10:36:58 amCategories: Fieldwork, Spaces

Back in the field

Yesterday brought me no less than two très belles coïncidences. First – as I told yesterday – the issue of Le Monde I got on the Air France flight had assigned a whole page to my research object, the very reason for which I was coming down to France again this week; the French slam scene. (Today it’s Libération’s turn). The second coincidence was almost as belle; as I strolled around in my beloved Belleville/Ménilmontant neighbourhood I spotted a poster in a window announcing that the historian Pascal Blanchard, coeditor of La fracture coloniale, was having at talk at the local library 2 hours later. La fracture coloniale was in fact the very book I decided at the last moment not to bring with me here, as I would have little time for reading, - but which I’ll have to read as soon as I get back, since I’m writing an essay on the current struggle over history going on here.

So, before I took the metro down to The Seine and the junk (i.e. boat), La Guinguette Pirate, for the weekly Wednesday slam session there, I went over to Bibliothèque Couronnes to listen to Blanchard. It was in fact the fourth time in 12 months that I heard him. It was however the first time that he came to a community library right in the neighbourhood where I carry out my fieldwork.

(At La Guinguette, by the way, one of the slammers managed to convince me that the Le Monde article I just had thought was quite well, was quite bad. “It just tells the same old story, and doesn’t even mention all the regular soirées going on, just the star appearance this week. It’s hardly based on any research other than reading the Internet. Your study, on the other hand…” It indeed pleased me to hear that my research is taken seriously, especially since my French obviously not yet is up to the whole complexity of the slam performance repertoire…)
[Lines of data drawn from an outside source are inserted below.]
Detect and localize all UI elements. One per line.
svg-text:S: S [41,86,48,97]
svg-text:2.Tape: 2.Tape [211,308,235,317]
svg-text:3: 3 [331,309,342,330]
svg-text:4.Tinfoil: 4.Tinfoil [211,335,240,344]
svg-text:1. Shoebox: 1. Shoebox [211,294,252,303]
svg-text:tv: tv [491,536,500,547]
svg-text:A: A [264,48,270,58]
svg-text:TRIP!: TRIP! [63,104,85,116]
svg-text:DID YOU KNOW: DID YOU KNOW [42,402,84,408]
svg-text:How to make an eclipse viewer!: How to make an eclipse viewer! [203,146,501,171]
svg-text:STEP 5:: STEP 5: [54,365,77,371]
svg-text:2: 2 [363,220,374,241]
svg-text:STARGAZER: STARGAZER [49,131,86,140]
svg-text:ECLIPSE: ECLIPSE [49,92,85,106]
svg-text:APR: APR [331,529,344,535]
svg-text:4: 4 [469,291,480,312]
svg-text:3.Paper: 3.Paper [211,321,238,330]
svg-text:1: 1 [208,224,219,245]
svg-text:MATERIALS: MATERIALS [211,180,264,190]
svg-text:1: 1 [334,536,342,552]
Yesterday was thus packed with significant happenings, and it reminded me of how overwhelming this field often felt when I stayed here last time. In the local neighbourhood, the news, politics on all levels, and in the arts world: everywhere in France these days issues of the colonial past and the cosmopolitan (or lack of cosmopolitan) present are discussed, fought over, - and lived out.
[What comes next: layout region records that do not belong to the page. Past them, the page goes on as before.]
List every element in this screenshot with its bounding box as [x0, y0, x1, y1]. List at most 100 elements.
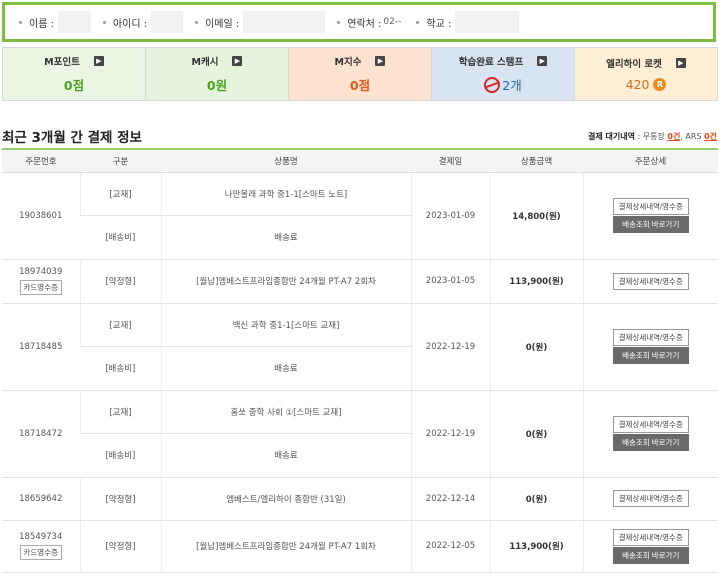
col-header: 주문상세 — [583, 148, 718, 173]
amount: 0(원) — [489, 477, 583, 521]
item-type: [배송비] — [80, 346, 161, 391]
arrow-right-icon[interactable]: ▶ — [93, 56, 104, 66]
payment-detail-button[interactable]: 결제상세내역/영수증 — [612, 490, 689, 507]
order-number-cell: 18549734 카드영수증 — [2, 520, 80, 573]
item-name: 배송료 — [160, 215, 411, 260]
shipping-track-button[interactable]: 배송조회 바로가기 — [612, 347, 689, 364]
payment-detail-button[interactable]: 결제상세내역/영수증 — [612, 198, 689, 215]
pending-label: 결제 대기내역 — [588, 132, 635, 141]
amount: 0(원) — [489, 303, 583, 391]
pending-payments: 결제 대기내역 : 무통장 0건, ARS 0건 — [588, 131, 717, 142]
payment-detail-button[interactable]: 결제상세내역/영수증 — [612, 329, 689, 346]
stamp-icon — [484, 76, 501, 93]
stat-value: 420 — [625, 77, 650, 92]
profile-email: 이메일 : — [195, 11, 326, 33]
section-title: 최근 3개월 간 결제 정보 — [2, 130, 142, 146]
bullet-icon — [416, 20, 420, 24]
amount: 14,800(원) — [489, 172, 583, 260]
table-row: 18718472 [교재] 홈쏘 중학 사회 ①[스마트 교재] 2022-12… — [2, 390, 718, 478]
payment-detail-button[interactable]: 결제상세내역/영수증 — [612, 416, 689, 433]
shipping-track-button[interactable]: 배송조회 바로가기 — [612, 434, 689, 451]
table-row: 18549734 카드영수증 [약정형] [월납]엠베스트프라임종합반 24개월… — [2, 520, 718, 573]
bullet-icon — [195, 20, 199, 24]
pay-date: 2023-01-09 — [410, 172, 490, 260]
card-receipt-button[interactable]: 카드영수증 — [19, 280, 62, 295]
phone-label: 연락처 : — [347, 18, 382, 30]
card-receipt-button[interactable]: 카드영수증 — [19, 545, 62, 560]
profile-school: 학교 : — [416, 11, 520, 33]
arrow-right-icon[interactable]: ▶ — [675, 58, 686, 68]
arrow-right-icon[interactable]: ▶ — [375, 56, 386, 66]
stat-label: 학습완료 스탬프 — [458, 57, 524, 68]
order-detail-cell: 결제상세내역/영수증 배송조회 바로가기 — [582, 390, 718, 478]
payment-detail-button[interactable]: 결제상세내역/영수증 — [612, 528, 689, 546]
stat-m-cash[interactable]: M캐시 ▶ 0원 — [146, 48, 289, 100]
stat-m-index[interactable]: M지수 ▶ 0점 — [289, 48, 432, 100]
order-number: 18549734 — [19, 532, 63, 542]
stat-value: 0원 — [206, 78, 228, 93]
school-label: 학교 : — [426, 18, 452, 30]
stat-value: 0점 — [63, 78, 85, 93]
arrow-right-icon[interactable]: ▶ — [537, 56, 548, 66]
id-label: 아이디 : — [112, 18, 148, 30]
phone-value: 02-- — [383, 17, 402, 27]
profile-box: 이름 : 아이디 : 이메일 : 연락처 : 02-- 학교 : — [2, 2, 716, 42]
id-value — [151, 11, 184, 33]
order-detail-cell: 결제상세내역/영수증 배송조회 바로가기 — [582, 172, 718, 260]
item-name: [월납]엠베스트프라임종합반 24개월 PT-A7 1회차 — [160, 520, 411, 573]
item-type: [약정형] — [79, 259, 161, 304]
item-name: 배송료 — [160, 346, 411, 391]
pending-ars-count[interactable]: 0건 — [704, 132, 717, 141]
order-number: 18718472 — [2, 390, 80, 478]
item-name: 나만볼래 과학 중1-1[스마트 노트] — [160, 172, 411, 216]
col-header: 주문번호 — [2, 148, 80, 173]
payment-table: 주문번호 구분 상품명 결제일 상품금액 주문상세 19038601 [교재] … — [2, 148, 718, 573]
payment-detail-button[interactable]: 결제상세내역/영수증 — [612, 272, 689, 290]
bullet-icon — [102, 20, 106, 24]
arrow-right-icon[interactable]: ▶ — [232, 56, 243, 66]
profile-id: 아이디 : — [102, 11, 184, 33]
amount: 113,900(원) — [489, 259, 583, 304]
item-name: 홈쏘 중학 사회 ①[스마트 교재] — [160, 390, 411, 434]
stat-m-point[interactable]: M포인트 ▶ 0점 — [3, 48, 146, 100]
item-type: [약정형] — [79, 520, 161, 573]
profile-phone: 연락처 : 02-- — [337, 11, 404, 33]
stat-label: M캐시 — [191, 57, 219, 68]
col-header: 구분 — [80, 148, 161, 173]
order-number: 18718485 — [2, 303, 80, 391]
item-type: [교재] — [79, 172, 161, 216]
pay-date: 2022-12-19 — [410, 303, 490, 391]
order-detail-cell: 결제상세내역/영수증 — [582, 259, 718, 304]
pending-bank-count[interactable]: 0건 — [667, 132, 680, 141]
order-detail-cell: 결제상세내역/영수증 배송조회 바로가기 — [582, 303, 718, 391]
item-type: [교재] — [79, 390, 161, 434]
order-number: 18659642 — [2, 477, 80, 521]
table-header-row: 주문번호 구분 상품명 결제일 상품금액 주문상세 — [2, 148, 718, 173]
item-name: 배송료 — [160, 433, 411, 478]
order-number-cell: 18974039 카드영수증 — [2, 259, 80, 304]
name-value — [57, 11, 91, 33]
order-number: 19038601 — [2, 172, 80, 260]
shipping-track-button[interactable]: 배송조회 바로가기 — [612, 546, 689, 564]
stat-label: M지수 — [334, 57, 362, 68]
item-name: [월납]엠베스트프라임종합반 24개월 PT-A7 2회차 — [160, 259, 411, 304]
stat-stamp[interactable]: 학습완료 스탬프 ▶ 2개 — [432, 48, 575, 100]
item-name: 백신 과학 중1-1[스마트 교재] — [160, 303, 411, 347]
stats-bar: M포인트 ▶ 0점 M캐시 ▶ 0원 M지수 ▶ 0점 학습완료 스탬프 ▶ 2개 엘리… — [2, 47, 718, 101]
name-label: 이름 : — [29, 18, 54, 30]
profile-name: 이름 : — [19, 11, 91, 33]
stat-rocket[interactable]: 엘리하이 로켓 ▶ 420 R — [575, 48, 717, 100]
col-header: 상품금액 — [490, 148, 583, 173]
table-row: 19038601 [교재] 나만볼래 과학 중1-1[스마트 노트] 2023-… — [2, 172, 718, 260]
pay-date: 2022-12-14 — [410, 477, 490, 521]
school-value — [455, 11, 520, 33]
pending-text: : 무통장 — [634, 132, 668, 141]
item-type: [교재] — [79, 303, 161, 347]
stat-value: 2개 — [502, 78, 522, 93]
stat-label: M포인트 — [44, 57, 80, 68]
pending-text: , ARS — [680, 132, 705, 141]
item-type: [배송비] — [80, 433, 161, 478]
shipping-track-button[interactable]: 배송조회 바로가기 — [612, 216, 689, 233]
col-header: 결제일 — [411, 148, 490, 173]
order-detail-cell: 결제상세내역/영수증 — [582, 477, 718, 521]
When I come back for my last 8 months of fieldwork from December onwards, I think I have to shield myself from all this noise constantly diverting my attention, and keep the focus narrowly on my specific topic of research. It suits me well that the main topic – the (Parisian) slam poetry scene – almost exclusively is situated in popular neighbourhoods in the vicinity of my favourite boulevard where I’ve spent quite a lot of time studying the social geography, as well as out in two popular suburbs. (Then I can even do a tiny little bit of research in the infamous les banlieues, the gate-keeping concept (à la Arjun Appadurai) par excellence for this kind of research in France…).